The multiprocessing start method affects how worker processes are created and can have significant speed implications:

'fork': The default method on Linux. It provides fast startup with shared memory from the parent process, which can potentially lead to issues with unsafe memory management.
'spawn': The default method on Windows and macOS, and will become the default for Linux in Python 3.14. It has a slower startup and requires pickling data but creates completely separate, memory-safe processes.
'forkserver': Offers a hybrid approach that preserves most of fork’s speed while avoiding many (but not all) of its thread-safety pitfalls.

Dask Distributed Computing

Dask provides distributed computing capabilities that can scale from a single machine to a cluster of machines. For local workflows, it is generally slower and offers no benefits over multiprocessing. However it does allow scaling to distributed compute clusters.

Note that Dask is not a required dependency. It can be installed with pip install dask[distributed].

When using Dask locally, there is a nice web dashboard available at http://localhost:8787 to watch the progress of your simulation.

Configuration

Setting singlethreaded=False enables parallel processing, and usedask=True selects Dask instead of multiprocessing. The ncores parameter overrides the n_workers setting in daskkwargs if specified. The daskkwargs parameter accepts a dictionary of keyword arguments that are passed directly to the Dask Client constructor. See the Dask docs for a description of the valid kwargs.

sim = mc.Sim(
    name='MySimulation',
    ndraws=1000,
    fcns=my_functions,
    singlethreaded=False,  # Enable parallel processing
    usedask=True,          # Use Dask
    ncores=4,              # Optional: overrides n_workers in daskkwargs
    daskkwargs={           # Optional: Dask client configuration
        'n_workers': 4,
        'threads_per_worker': 1,
        'memory_limit': '2GB',
        'dashboard_address': ':8787'
    }
)

Distributed Cloud Compute Clusters

Using cloud compute with Dask can be accomplished by overwriting a sim’s client and cluster attributes. The below setup builds on the Coiled example from the dask documentation, and will require you to first set up an account with Coiled, connected to AWS or some other cloud compute provider.

Note that network bandwidth might be the bottleneck for computations that don’t live on your local machine. Ensure that the keepsiminput=False and keepsimrawoutput=False flags are set to reduce the data volume.

import coiled
cluster = coiled.Cluster(
    n_workers=8,
    worker_memory="8 GiB",
    wait_for_workers=True,
)
client = cluster.get_client()

sim.client = client
sim.cluster = cluster

Connecting to Existing Clusters

Note that default port for the Dask client scheduler (8786) is different than the port for the dashboard (8787). You can get your existing scheduler address with client.scheduler.address.

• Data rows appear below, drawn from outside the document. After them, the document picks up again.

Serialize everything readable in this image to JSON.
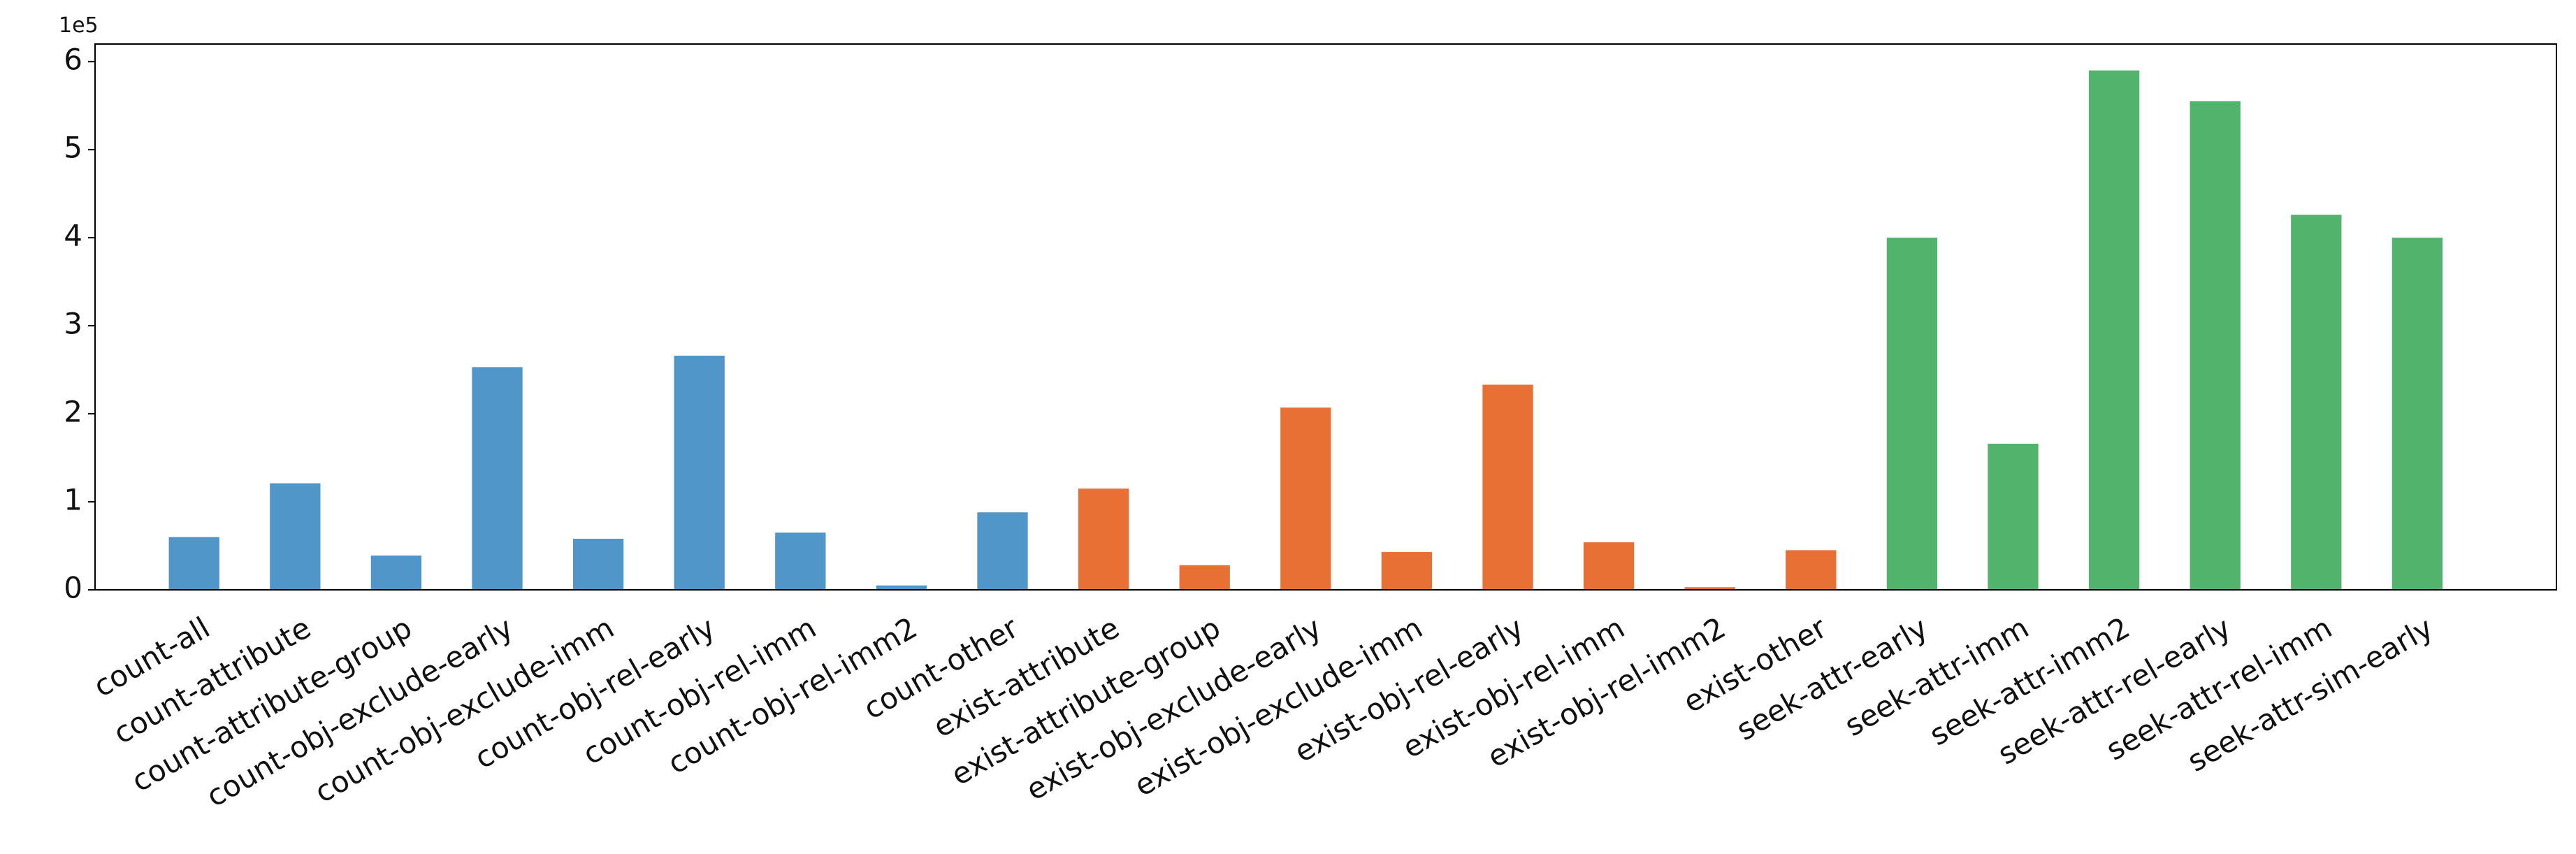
{
  "chart_data": {
    "type": "bar",
    "offset_label": "1e5",
    "categories": [
      "count-all",
      "count-attribute",
      "count-attribute-group",
      "count-obj-exclude-early",
      "count-obj-exclude-imm",
      "count-obj-rel-early",
      "count-obj-rel-imm",
      "count-obj-rel-imm2",
      "count-other",
      "exist-attribute",
      "exist-attribute-group",
      "exist-obj-exclude-early",
      "exist-obj-exclude-imm",
      "exist-obj-rel-early",
      "exist-obj-rel-imm",
      "exist-obj-rel-imm2",
      "exist-other",
      "seek-attr-early",
      "seek-attr-imm",
      "seek-attr-imm2",
      "seek-attr-rel-early",
      "seek-attr-rel-imm",
      "seek-attr-sim-early"
    ],
    "values": [
      0.6,
      1.21,
      0.39,
      2.53,
      0.58,
      2.66,
      0.65,
      0.05,
      0.88,
      1.15,
      0.28,
      2.07,
      0.43,
      2.33,
      0.54,
      0.03,
      0.45,
      4.0,
      1.66,
      5.9,
      5.55,
      4.26,
      4.0
    ],
    "colors": [
      "#5096c8",
      "#5096c8",
      "#5096c8",
      "#5096c8",
      "#5096c8",
      "#5096c8",
      "#5096c8",
      "#5096c8",
      "#5096c8",
      "#e87035",
      "#e87035",
      "#e87035",
      "#e87035",
      "#e87035",
      "#e87035",
      "#e87035",
      "#e87035",
      "#52b36c",
      "#52b36c",
      "#52b36c",
      "#52b36c",
      "#52b36c",
      "#52b36c"
    ],
    "ylim": [
      0,
      6.2
    ],
    "yticks": [
      0,
      1,
      2,
      3,
      4,
      5,
      6
    ],
    "grid": false
  }
}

from dask.distributed import Client
existing_scheduler_address = 'tcp://127.0.0.1:8786'
client = Client(existing_scheduler_address)
cluster = client.cluster

sim.client = client
sim.cluster = cluster

Choosing your Processing Approach

Start your development process with a single-threaded setup for ease of debugging.

Once things are working, try multiproccessing. Whether this is faster than single-threaded depends on the particulars of your simulation. If your sim has a lot of input and output data, then pickling these objects and transfering that memory to and from worker processes may mean that multiprocessing is actually slower. However if your sim is computation-heavy, then multiprocessing’s use of multiple cores can give a significant performance benefit.

It’s worth experimenting with your specific setup. Try single-threaded, and multiprocessing with both the 'fork' and 'spawn' start methods to see what is fastest.

If you need to scale your simulation beyond your local machine, then move to Dask. A full guide on setting up distributed computation is beyond the scope of these docs, but resources are widely available to get you started.